Unfortunately our decision makers fail to spot the trend. They view the 'minor economic player' at best a distraction. In this way, they misunderstand poverty and attack, not its core, but through the hand out, e.g. Rural Constituency Development Fund. Poverty is cured as charitable assistance . . . a boat's fare, school fee, doctor's bill, money for food, etc., meeting people's immediate pressing needs. This approach, sometimes needed, doesn't respond to poverty's growing grip.

The favorite poverty answer, however, is to grow the economic pie bigger so everyone gets more. This is development's favorite response to poverty reduction . . . get people to rise above the poverty line through low paying jobs, promised projects, minimum health and education care and credit for small businesses. Grow the pie bigger but don't question why some manage to take so much while the majority get so much less pie.

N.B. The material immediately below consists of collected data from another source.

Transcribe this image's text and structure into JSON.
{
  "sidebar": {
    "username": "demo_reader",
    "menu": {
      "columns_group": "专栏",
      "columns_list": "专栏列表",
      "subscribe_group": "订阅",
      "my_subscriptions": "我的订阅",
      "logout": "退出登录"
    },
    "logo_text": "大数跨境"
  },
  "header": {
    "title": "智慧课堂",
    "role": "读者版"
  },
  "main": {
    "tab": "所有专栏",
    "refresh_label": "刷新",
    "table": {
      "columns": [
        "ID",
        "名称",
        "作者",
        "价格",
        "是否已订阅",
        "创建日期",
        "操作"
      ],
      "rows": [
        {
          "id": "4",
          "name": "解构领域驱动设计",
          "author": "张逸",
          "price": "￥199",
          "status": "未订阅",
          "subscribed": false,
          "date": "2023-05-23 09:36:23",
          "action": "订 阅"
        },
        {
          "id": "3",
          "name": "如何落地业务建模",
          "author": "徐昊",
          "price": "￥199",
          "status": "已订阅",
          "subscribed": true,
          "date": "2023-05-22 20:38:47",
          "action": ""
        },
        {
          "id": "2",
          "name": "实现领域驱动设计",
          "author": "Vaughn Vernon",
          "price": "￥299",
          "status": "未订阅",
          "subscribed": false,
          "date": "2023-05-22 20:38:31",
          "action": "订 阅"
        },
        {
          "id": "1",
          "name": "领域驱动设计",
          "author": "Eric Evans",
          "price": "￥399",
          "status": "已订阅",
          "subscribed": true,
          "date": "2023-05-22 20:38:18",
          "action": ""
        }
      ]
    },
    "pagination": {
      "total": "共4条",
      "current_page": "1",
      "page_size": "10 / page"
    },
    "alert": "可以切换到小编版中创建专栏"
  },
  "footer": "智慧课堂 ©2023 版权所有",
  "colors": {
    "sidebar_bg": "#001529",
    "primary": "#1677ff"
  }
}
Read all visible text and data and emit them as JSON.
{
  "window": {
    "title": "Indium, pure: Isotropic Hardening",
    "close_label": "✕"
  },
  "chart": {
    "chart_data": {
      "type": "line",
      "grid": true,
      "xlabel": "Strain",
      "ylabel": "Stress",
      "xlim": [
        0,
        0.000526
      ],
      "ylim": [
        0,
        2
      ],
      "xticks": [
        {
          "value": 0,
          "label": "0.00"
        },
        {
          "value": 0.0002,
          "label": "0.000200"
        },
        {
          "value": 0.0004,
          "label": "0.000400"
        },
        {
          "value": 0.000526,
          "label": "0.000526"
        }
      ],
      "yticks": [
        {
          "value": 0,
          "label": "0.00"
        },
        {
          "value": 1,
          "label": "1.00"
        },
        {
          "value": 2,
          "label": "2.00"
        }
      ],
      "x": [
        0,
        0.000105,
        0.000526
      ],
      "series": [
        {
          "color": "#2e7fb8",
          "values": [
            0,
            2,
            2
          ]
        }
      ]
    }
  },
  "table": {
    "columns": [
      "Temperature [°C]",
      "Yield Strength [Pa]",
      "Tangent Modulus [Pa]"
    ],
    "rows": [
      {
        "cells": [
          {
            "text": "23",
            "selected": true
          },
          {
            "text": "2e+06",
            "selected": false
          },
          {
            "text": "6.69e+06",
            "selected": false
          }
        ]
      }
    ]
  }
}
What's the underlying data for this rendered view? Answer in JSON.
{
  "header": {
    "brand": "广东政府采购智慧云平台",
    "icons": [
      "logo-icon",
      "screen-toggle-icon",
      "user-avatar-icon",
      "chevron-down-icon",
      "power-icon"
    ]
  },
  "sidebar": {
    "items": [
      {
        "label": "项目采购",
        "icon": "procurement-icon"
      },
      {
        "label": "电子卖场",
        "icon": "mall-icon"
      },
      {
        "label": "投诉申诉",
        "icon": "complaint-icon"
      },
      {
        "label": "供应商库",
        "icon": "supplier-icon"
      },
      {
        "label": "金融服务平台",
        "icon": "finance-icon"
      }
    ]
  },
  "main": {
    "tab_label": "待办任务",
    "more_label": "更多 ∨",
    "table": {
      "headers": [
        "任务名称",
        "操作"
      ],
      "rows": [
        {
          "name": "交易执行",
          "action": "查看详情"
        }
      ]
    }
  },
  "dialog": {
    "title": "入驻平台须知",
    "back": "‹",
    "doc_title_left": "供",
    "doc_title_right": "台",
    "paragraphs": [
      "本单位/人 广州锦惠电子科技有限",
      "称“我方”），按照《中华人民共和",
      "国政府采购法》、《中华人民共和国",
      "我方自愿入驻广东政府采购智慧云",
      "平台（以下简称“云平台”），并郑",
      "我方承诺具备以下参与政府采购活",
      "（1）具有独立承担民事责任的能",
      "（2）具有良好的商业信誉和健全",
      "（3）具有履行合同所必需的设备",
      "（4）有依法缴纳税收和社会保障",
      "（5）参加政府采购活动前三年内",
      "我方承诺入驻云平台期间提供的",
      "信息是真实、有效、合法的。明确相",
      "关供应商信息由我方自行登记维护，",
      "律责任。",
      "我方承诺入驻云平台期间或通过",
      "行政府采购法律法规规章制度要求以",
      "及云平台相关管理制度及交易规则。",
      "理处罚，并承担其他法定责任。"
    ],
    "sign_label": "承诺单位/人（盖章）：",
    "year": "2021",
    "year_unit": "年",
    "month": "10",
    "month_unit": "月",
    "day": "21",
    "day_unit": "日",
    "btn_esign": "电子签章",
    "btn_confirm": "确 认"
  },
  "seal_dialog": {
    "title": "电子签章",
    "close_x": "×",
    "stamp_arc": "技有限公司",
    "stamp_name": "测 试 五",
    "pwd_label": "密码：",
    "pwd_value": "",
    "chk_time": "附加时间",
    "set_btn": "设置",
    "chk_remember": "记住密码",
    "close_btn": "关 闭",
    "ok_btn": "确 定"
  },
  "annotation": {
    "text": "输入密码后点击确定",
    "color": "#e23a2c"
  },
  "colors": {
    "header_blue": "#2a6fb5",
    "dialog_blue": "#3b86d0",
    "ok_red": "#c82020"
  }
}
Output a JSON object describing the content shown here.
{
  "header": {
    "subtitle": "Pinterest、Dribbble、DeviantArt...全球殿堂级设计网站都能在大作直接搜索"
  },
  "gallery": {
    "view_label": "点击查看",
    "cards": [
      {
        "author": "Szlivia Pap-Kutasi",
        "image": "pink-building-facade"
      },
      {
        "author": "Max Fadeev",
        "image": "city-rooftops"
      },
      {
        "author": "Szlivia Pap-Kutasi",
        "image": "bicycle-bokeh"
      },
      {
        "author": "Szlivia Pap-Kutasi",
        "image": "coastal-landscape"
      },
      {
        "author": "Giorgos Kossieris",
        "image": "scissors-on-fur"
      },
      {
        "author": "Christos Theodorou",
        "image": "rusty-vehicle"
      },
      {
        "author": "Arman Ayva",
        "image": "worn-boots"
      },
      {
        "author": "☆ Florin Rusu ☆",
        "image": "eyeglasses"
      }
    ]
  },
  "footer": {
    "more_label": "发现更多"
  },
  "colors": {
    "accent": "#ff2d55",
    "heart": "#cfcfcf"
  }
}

The best way to get rid of poverty is to restructure society. That's why the next national election must be about planning investments where the greatest needs exist, e.g. Weather Coast and much less for Honiara. It means a shift in power from those who have more than they need to villagers who must have first cut at quality education, working clinics, better transport, growing communication links, rural employment investment, etc. Transform society through policies based on justice. Perhaps a new breed of parliamentarians can deliver but to assure that they do, we the voters need to be sure we will work for this, the third way of getting rid of poverty.